Relatedly, there is still a significant amount of research and engineering to be done to close the gap between many of the theoretical algorithms in the differential privacy research literature and implementations of optimized methods that meet the needs of practicing data analysts, such as those who would study the datasets in ISSOD. In particular, much more work needs to be done on designing practical differential privacy tools for statistical inference (as opposed to descriptive statistics) and for generating synthetic data. Additionally, the standard and most widely studied form of differential privacy is meant for tabular data where the unit of observation is an individual person. There are forms of differential privacy that are applicable to network data (e.g, where a node corresponds to an individual person), but these have been less well-studied than differential privacy for tabular data and are likely a bit further away from yielding practical tools.
References
Dwork, Cynthia, Adam Smith, Thomas Steinke, and Jonathan Ullman. 2017. “Exposed! A Survey of Attacks on Private Data.” Annual Review of Statistics and Its Application 4 (1): 61–84. doi:10.1146/annurev-statistics-060116-054123.
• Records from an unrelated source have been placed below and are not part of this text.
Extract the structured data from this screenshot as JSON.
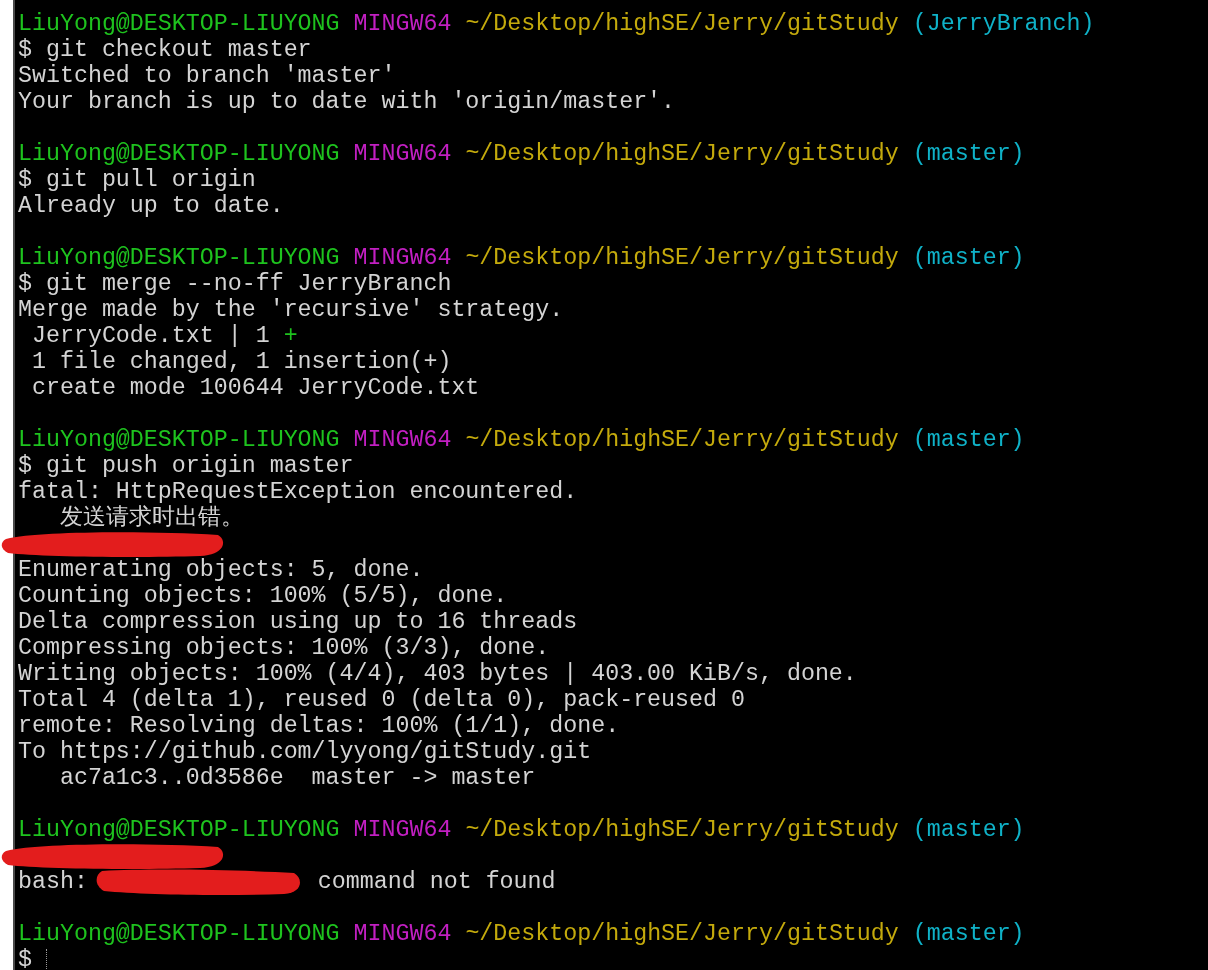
{
  "terminal": {
    "lines": [
      {
        "segments": [
          {
            "kind": "user",
            "text": "LiuYong@DESKTOP-LIUYONG"
          },
          {
            "kind": "shell",
            "text": " MINGW64"
          },
          {
            "kind": "path",
            "text": " ~/Desktop/highSE/Jerry/gitStudy"
          },
          {
            "kind": "branch",
            "text": " (JerryBranch)"
          }
        ]
      },
      {
        "segments": [
          {
            "kind": "command",
            "text": "$ git checkout master"
          }
        ]
      },
      {
        "segments": [
          {
            "kind": "output",
            "text": "Switched to branch 'master'"
          }
        ]
      },
      {
        "segments": [
          {
            "kind": "output",
            "text": "Your branch is up to date with 'origin/master'."
          }
        ]
      },
      {
        "kind": "blank"
      },
      {
        "segments": [
          {
            "kind": "user",
            "text": "LiuYong@DESKTOP-LIUYONG"
          },
          {
            "kind": "shell",
            "text": " MINGW64"
          },
          {
            "kind": "path",
            "text": " ~/Desktop/highSE/Jerry/gitStudy"
          },
          {
            "kind": "branch",
            "text": " (master)"
          }
        ]
      },
      {
        "segments": [
          {
            "kind": "command",
            "text": "$ git pull origin"
          }
        ]
      },
      {
        "segments": [
          {
            "kind": "output",
            "text": "Already up to date."
          }
        ]
      },
      {
        "kind": "blank"
      },
      {
        "segments": [
          {
            "kind": "user",
            "text": "LiuYong@DESKTOP-LIUYONG"
          },
          {
            "kind": "shell",
            "text": " MINGW64"
          },
          {
            "kind": "path",
            "text": " ~/Desktop/highSE/Jerry/gitStudy"
          },
          {
            "kind": "branch",
            "text": " (master)"
          }
        ]
      },
      {
        "segments": [
          {
            "kind": "command",
            "text": "$ git merge --no-ff JerryBranch"
          }
        ]
      },
      {
        "segments": [
          {
            "kind": "output",
            "text": "Merge made by the 'recursive' strategy."
          }
        ]
      },
      {
        "segments": [
          {
            "kind": "output",
            "text": " JerryCode.txt | 1 "
          },
          {
            "kind": "added",
            "text": "+"
          }
        ]
      },
      {
        "segments": [
          {
            "kind": "output",
            "text": " 1 file changed, 1 insertion(+)"
          }
        ]
      },
      {
        "segments": [
          {
            "kind": "output",
            "text": " create mode 100644 JerryCode.txt"
          }
        ]
      },
      {
        "kind": "blank"
      },
      {
        "segments": [
          {
            "kind": "user",
            "text": "LiuYong@DESKTOP-LIUYONG"
          },
          {
            "kind": "shell",
            "text": " MINGW64"
          },
          {
            "kind": "path",
            "text": " ~/Desktop/highSE/Jerry/gitStudy"
          },
          {
            "kind": "branch",
            "text": " (master)"
          }
        ]
      },
      {
        "segments": [
          {
            "kind": "command",
            "text": "$ git push origin master"
          }
        ]
      },
      {
        "segments": [
          {
            "kind": "output",
            "text": "fatal: HttpRequestException encountered."
          }
        ]
      },
      {
        "segments": [
          {
            "kind": "output",
            "text": "   发送请求时出错。"
          }
        ]
      },
      {
        "segments": [
          {
            "kind": "scribble-start"
          }
        ]
      },
      {
        "segments": [
          {
            "kind": "output",
            "text": "Enumerating objects: 5, done."
          }
        ]
      },
      {
        "segments": [
          {
            "kind": "output",
            "text": "Counting objects: 100% (5/5), done."
          }
        ]
      },
      {
        "segments": [
          {
            "kind": "output",
            "text": "Delta compression using up to 16 threads"
          }
        ]
      },
      {
        "segments": [
          {
            "kind": "output",
            "text": "Compressing objects: 100% (3/3), done."
          }
        ]
      },
      {
        "segments": [
          {
            "kind": "output",
            "text": "Writing objects: 100% (4/4), 403 bytes | 403.00 KiB/s, done."
          }
        ]
      },
      {
        "segments": [
          {
            "kind": "output",
            "text": "Total 4 (delta 1), reused 0 (delta 0), pack-reused 0"
          }
        ]
      },
      {
        "segments": [
          {
            "kind": "output",
            "text": "remote: Resolving deltas: 100% (1/1), done."
          }
        ]
      },
      {
        "segments": [
          {
            "kind": "output",
            "text": "To https://github.com/lyyong/gitStudy.git"
          }
        ]
      },
      {
        "segments": [
          {
            "kind": "output",
            "text": "   ac7a1c3..0d3586e  master -> master"
          }
        ]
      },
      {
        "kind": "blank"
      },
      {
        "segments": [
          {
            "kind": "user",
            "text": "LiuYong@DESKTOP-LIUYONG"
          },
          {
            "kind": "shell",
            "text": " MINGW64"
          },
          {
            "kind": "path",
            "text": " ~/Desktop/highSE/Jerry/gitStudy"
          },
          {
            "kind": "branch",
            "text": " (master)"
          }
        ]
      },
      {
        "segments": [
          {
            "kind": "scribble-start"
          }
        ]
      },
      {
        "segments": [
          {
            "kind": "output",
            "text": "bash: "
          },
          {
            "kind": "scribble"
          },
          {
            "kind": "output",
            "text": " command not found"
          }
        ]
      },
      {
        "kind": "blank"
      },
      {
        "segments": [
          {
            "kind": "user",
            "text": "LiuYong@DESKTOP-LIUYONG"
          },
          {
            "kind": "shell",
            "text": " MINGW64"
          },
          {
            "kind": "path",
            "text": " ~/Desktop/highSE/Jerry/gitStudy"
          },
          {
            "kind": "branch",
            "text": " (master)"
          }
        ]
      },
      {
        "segments": [
          {
            "kind": "command",
            "text": "$ "
          },
          {
            "kind": "cursor"
          }
        ]
      }
    ]
  }
}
Gaboardi, Marco, James Honaker, Gary King, Jack Murtagh, Kobbi Nissim, Jonathan Ullman, and Salil Vadhan. 2016. “PSI (Ψ): A Private Data Sharing Interface.” http://arxiv.org/abs/1609.04340.
Harding, Anna, Barbara Harper, Dave Stone, Catherine O’Neill, Patricia Berger, Stuart Harris, and Jamie Donatuto. 2012. “Conducting Research with Tribal Communities: Sovereignty, Ethics, and Data-Sharing Issues.” Environmental Health Perspectives 120 (1): 6–10. doi:10.1289/ehp.1103904.
Wood, Alexandra, Micah Altman, Aaron Bembenek, Mark Bun, Marco Gaboardi, James Honaker, Kobbi Nissim, David R. O’Brien, Thomas Steinke, and Salil Vadhan. 2019. “Differential Privacy: A Primer for a Non-Technical Audience.” Vanderbilt Journal of Entertainment and Technology Law.